Deutsche Medien gegen Trump

Die deutschen Medien schreiben fast ausnahmslos gegen Donald Trump, nicht jedoch gegen Hillary Clinton. In der neuesten Episode verstärkt die deutsche Presse was man in Amerika liest.

Die deutschen Medien schreiben fast ausnahmslos gegen Donald Trump, nicht jedoch gegen Hillary Clinton. In der neuesten Episode verstärkt die deutsche Presse was man in Amerika liest. Das Ereignis? Ein muslimischer Mann, Vater des US-Army Captains Humayun Saqib Muazzam Khan der in 2004 im Irak starb, sprach während des Demokratischen Parteitages. Er griff Trump scharf an. Er hielt Trump vor das dieser nie etwas für sein Land geopfert hat. Er fragte ob Trump jemals die US Verfassung gelesen habe und forderte Trump auf mal auf den Nationalfriedhof in Arlington zu gehen und dort zu sehen das alle Nationalitäten begraben sind.

Trump, er kann sich einfach nicht helfen, anstatt die Sache ruhen zu lassen, schoss zurück und twitterte dass die Frau Khans, die während seiner Rede mit Kopftuch neben ihm Stand und nichts sagte, wegen ihrer Religion eventuell nicht erlaubt war zu sprechen. Die Demokraten und die Presse reagierten empört. Auch die Republikaner sahen sich veranlasst Trumps Kommentar zu denunzieren.

Es stellen sich die Fragen ob Trump das Recht hat seine Kritiker zu kritisieren, und, wann das weise ist. Die erste Frage kann man mit ja beantworten, die zweite mit manchmal ja, manchmal nein. Khan wurde von den Demokraten gezielt eingesetzt um Trump als Rassisten darzustellen. Trump hätte vielleicht vorsichtiger reagieren sollen. Es erscheint nicht weise sich mit Menschen zu streiten deren Sohn für die USA starb.

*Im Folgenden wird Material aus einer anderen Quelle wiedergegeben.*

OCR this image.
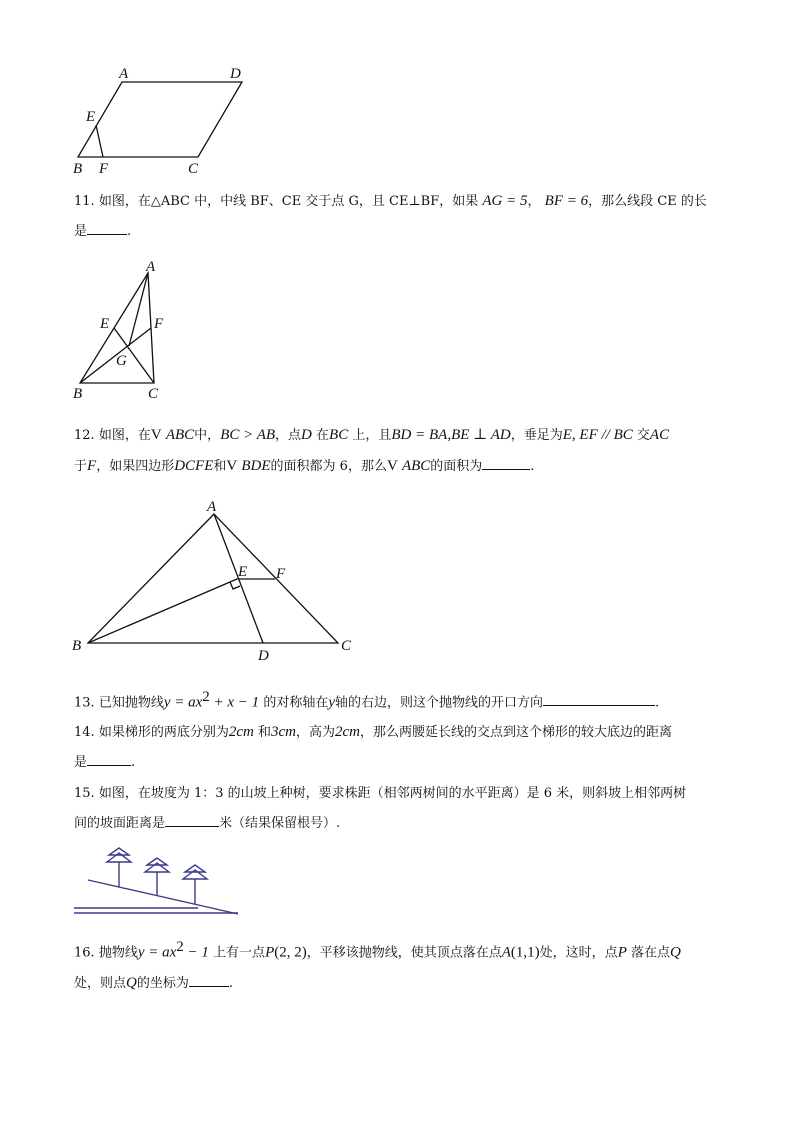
A	D
E
B F	C
11. 如图，在△ABC 中，中线 BF、CE 交于点 G，且 CE⊥BF，如果 AG = 5， BF = 6，那么线段 CE 的长
是	.
A
E	F
G
B	C
12. 如图，在V ABC中，BC > AB，点D 在BC 上，且BD = BA,BE ⊥ AD，垂足为E, EF // BC 交AC
于F，如果四边形DCFE和V BDE的面积都为 6，那么V ABC的面积为	.
A
E F
B
D
C
13. 已知抛物线$y = ax^2 + x - 1$ 的对称轴在y轴的右边，则这个抛物线的开口方向	.
14. 如果梯形的两底分别为2cm 和3cm，高为2cm，那么两腰延长线的交点到这个梯形的较大底边的距离
是	.
15. 如图，在坡度为 1：3 的山坡上种树，要求株距（相邻两树间的水平距离）是 6 米，则斜坡上相邻两树
间的坡面距离是	米（结果保留根号）.
16. 抛物线$y = ax^2 - 1$ 上有一点P(2, 2)，平移该抛物线，使其顶点落在点A(1,1)处，这时，点P 落在点Q
处，则点Q的坐标为	.
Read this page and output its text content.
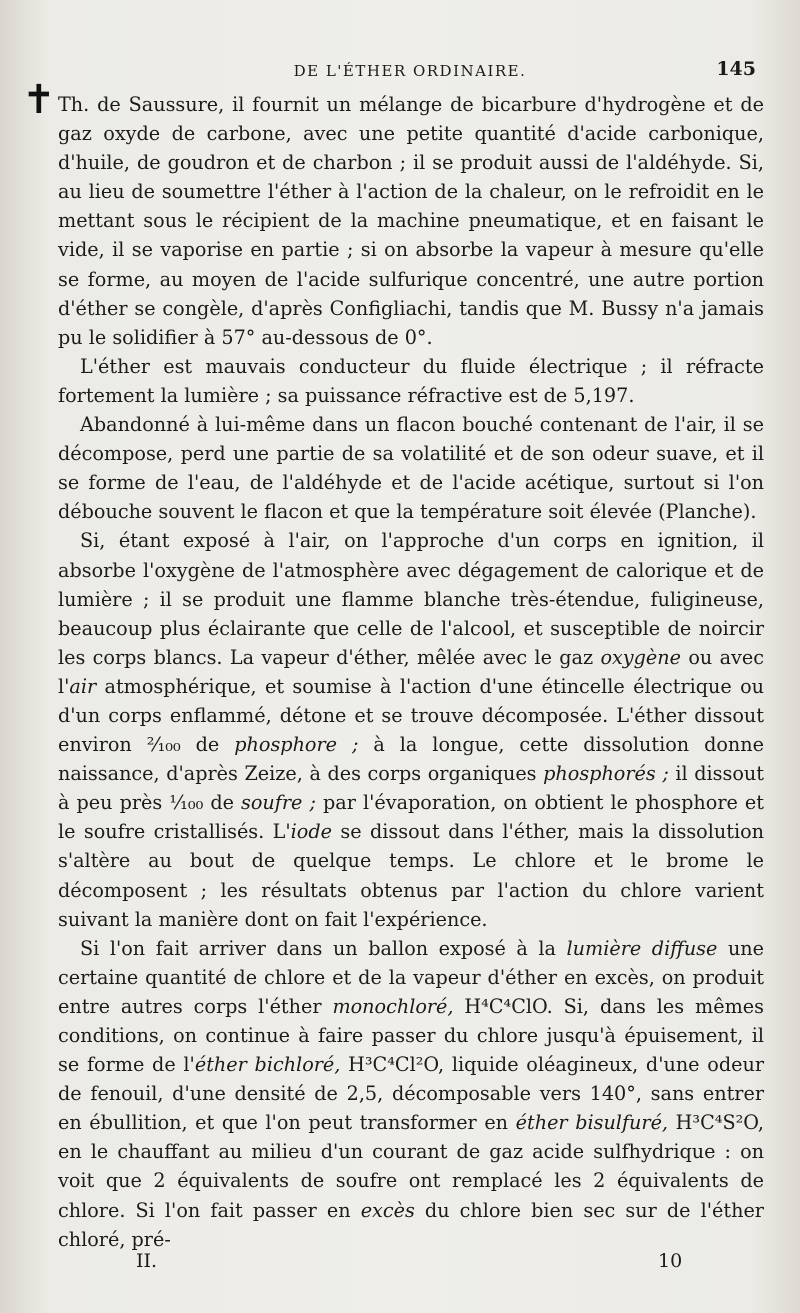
DE L'ÉTHER ORDINAIRE.	145
✝ Th. de Saussure, il fournit un mélange de bicarbure d'hydrogène et de gaz oxyde de carbone, avec une petite quantité d'acide carbonique, d'huile, de goudron et de charbon ; il se produit aussi de l'aldéhyde. Si, au lieu de soumettre l'éther à l'action de la chaleur, on le refroidit en le mettant sous le récipient de la machine pneumatique, et en faisant le vide, il se vaporise en partie ; si on absorbe la vapeur à mesure qu'elle se forme, au moyen de l'acide sulfurique concentré, une autre portion d'éther se congèle, d'après Configliachi, tandis que M. Bussy n'a jamais pu le solidifier à 57° au-dessous de 0°.

L'éther est mauvais conducteur du fluide électrique ; il réfracte fortement la lumière ; sa puissance réfractive est de 5,197.

Abandonné à lui-même dans un flacon bouché contenant de l'air, il se décompose, perd une partie de sa volatilité et de son odeur suave, et il se forme de l'eau, de l'aldéhyde et de l'acide acétique, surtout si l'on débouche souvent le flacon et que la température soit élevée (Planche).

Si, étant exposé à l'air, on l'approche d'un corps en ignition, il absorbe l'oxygène de l'atmosphère avec dégagement de calorique et de lumière ; il se produit une flamme blanche très-étendue, fuligineuse, beaucoup plus éclairante que celle de l'alcool, et susceptible de noircir les corps blancs. La vapeur d'éther, mêlée avec le gaz oxygène ou avec l'air atmosphérique, et soumise à l'action d'une étincelle électrique ou d'un corps enflammé, détone et se trouve décomposée. L'éther dissout environ ²⁄₁₀₀ de phosphore ; à la longue, cette dissolution donne naissance, d'après Zeize, à des corps organiques phosphorés ; il dissout à peu près ¹⁄₁₀₀ de soufre ; par l'évaporation, on obtient le phosphore et le soufre cristallisés. L'iode se dissout dans l'éther, mais la dissolution s'altère au bout de quelque temps. Le chlore et le brome le décomposent ; les résultats obtenus par l'action du chlore varient suivant la manière dont on fait l'expérience.

Si l'on fait arriver dans un ballon exposé à la lumière diffuse une certaine quantité de chlore et de la vapeur d'éther en excès, on produit entre autres corps l'éther monochloré, H⁴C⁴ClO. Si, dans les mêmes conditions, on continue à faire passer du chlore jusqu'à épuisement, il se forme de l'éther bichloré, H³C⁴Cl²O, liquide oléagineux, d'une odeur de fenouil, d'une densité de 2,5, décomposable vers 140°, sans entrer en ébullition, et que l'on peut transformer en éther bisulfuré, H³C⁴S²O, en le chauffant au milieu d'un courant de gaz acide sulfhydrique : on voit que 2 équivalents de soufre ont remplacé les 2 équivalents de chlore. Si l'on fait passer en excès du chlore bien sec sur de l'éther chloré, pré-

II.	10
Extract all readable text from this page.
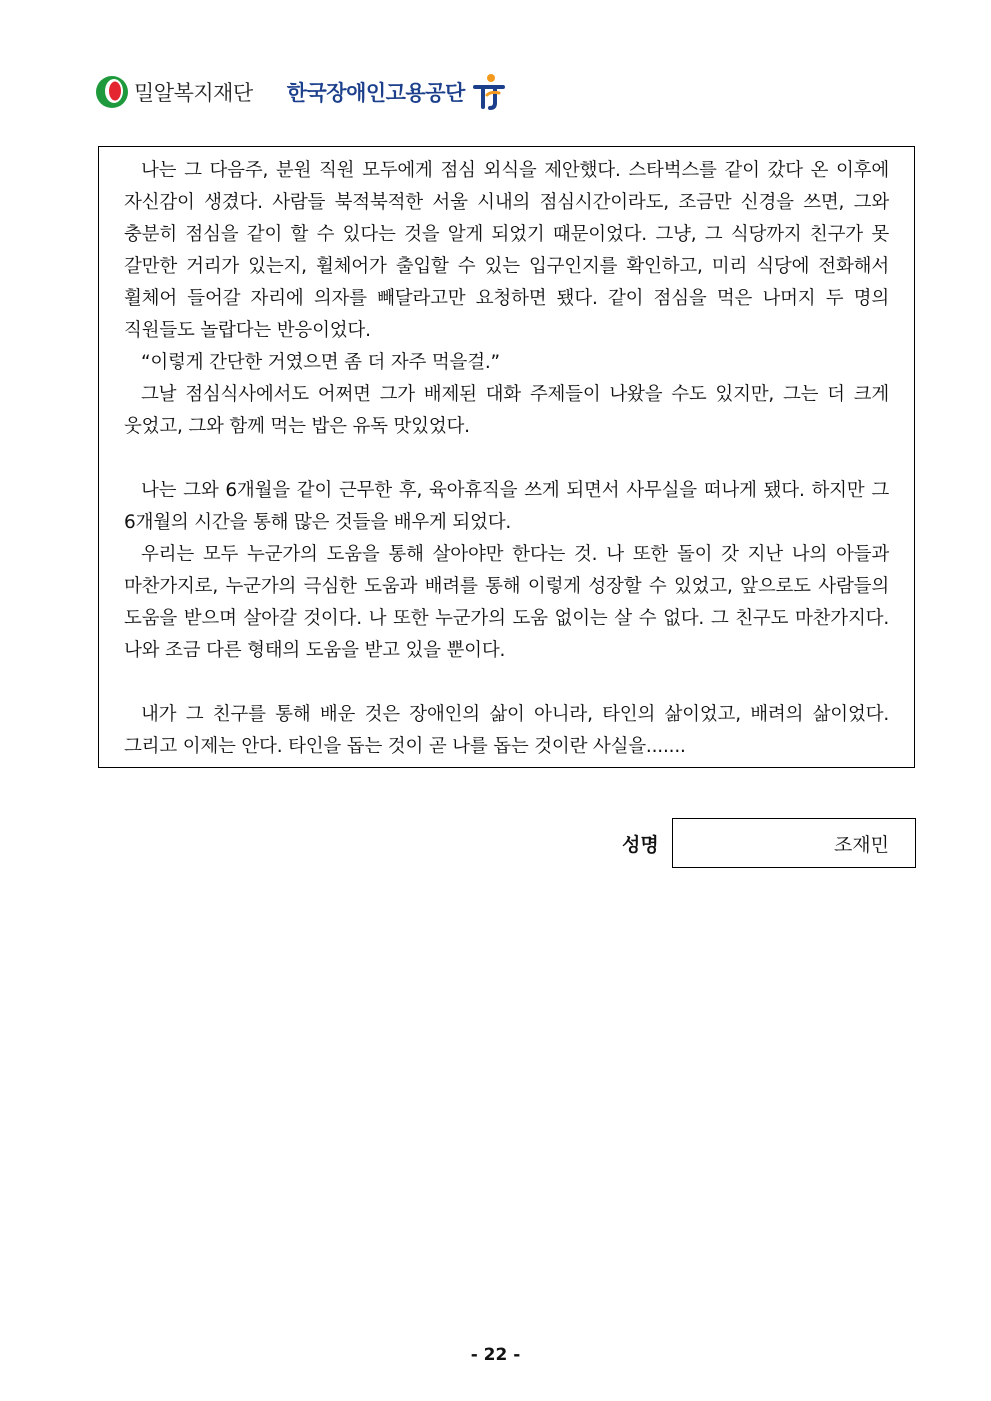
밀알복지재단 한국장애인고용공단

나는 그 다음주, 분원 직원 모두에게 점심 외식을 제안했다. 스타벅스를 같이 갔다 온 이후에 자신감이 생겼다. 사람들 북적북적한 서울 시내의 점심시간이라도, 조금만 신경을 쓰면, 그와 충분히 점심을 같이 할 수 있다는 것을 알게 되었기 때문이었다. 그냥, 그 식당까지 친구가 못 갈만한 거리가 있는지, 휠체어가 출입할 수 있는 입구인지를 확인하고, 미리 식당에 전화해서 휠체어 들어갈 자리에 의자를 빼달라고만 요청하면 됐다. 같이 점심을 먹은 나머지 두 명의 직원들도 놀랍다는 반응이었다.

“이렇게 간단한 거였으면 좀 더 자주 먹을걸.”

그날 점심식사에서도 어쩌면 그가 배제된 대화 주제들이 나왔을 수도 있지만, 그는 더 크게 웃었고, 그와 함께 먹는 밥은 유독 맛있었다.

나는 그와 6개월을 같이 근무한 후, 육아휴직을 쓰게 되면서 사무실을 떠나게 됐다. 하지만 그 6개월의 시간을 통해 많은 것들을 배우게 되었다.

우리는 모두 누군가의 도움을 통해 살아야만 한다는 것. 나 또한 돌이 갓 지난 나의 아들과 마찬가지로, 누군가의 극심한 도움과 배려를 통해 이렇게 성장할 수 있었고, 앞으로도 사람들의 도움을 받으며 살아갈 것이다. 나 또한 누군가의 도움 없이는 살 수 없다. 그 친구도 마찬가지다. 나와 조금 다른 형태의 도움을 받고 있을 뿐이다.

내가 그 친구를 통해 배운 것은 장애인의 삶이 아니라, 타인의 삶이었고, 배려의 삶이었다. 그리고 이제는 안다. 타인을 돕는 것이 곧 나를 돕는 것이란 사실을.......

성명	조재민
- 22 -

Aber um Khans Kommentare in die Perspektive zu rücken: Moslems machen rund 1% der US Bevölkerung aus. Seit 2001 sind 14 Moslems im Dienste des US Militärs umgekommen, von insgesamt rund 6.000. Das heißt nur rund 0,25% der im Dienste des US Militärs umgekommen Soldaten sind Moslems. Khans Kommentar ist also nicht voll gültig, Moslems geben, im Vergleich zu anderen Religionen in den USA (z.B. Christen), viel weniger Blut für das Land. Wenn man sich den Nationalfriedhof in Arlington anschaut sieht man dort auf den Grabsteinen vor allem Kreuze. Einige Grabsteine tragen den David-Stern, sehr wenige den Halbmond.

 

Arlington Nationaler Friedhof

Arlington Nationaler Friedhof der USA

 

Die Demokraten und Khans Mutter behaupten sie hätte nicht gesprochen weil sie so von Trauer über den Verlust ihres Sohnes überkommen ist. Jedoch starb ihr Sohn vor 12 Jahren, und, wenn sie so von Trauer überkommen ist, warum stellt sie sich dann im Dienste der Demokraten auf die Bühne. Der Auftritt Khans war dennoch ein Meisterakt der Demokraten und Trump ist, nicht zum ersten Mal, voll in die Falle getappt. Jedoch muss man den Effekt abwarten. Nach unseren Recherchen schreibt keine deutsche Zeitung über diesen Hintergrund wie es dieser Artikel tut. Die deutsche Presse ist fast 100% gegen Trump.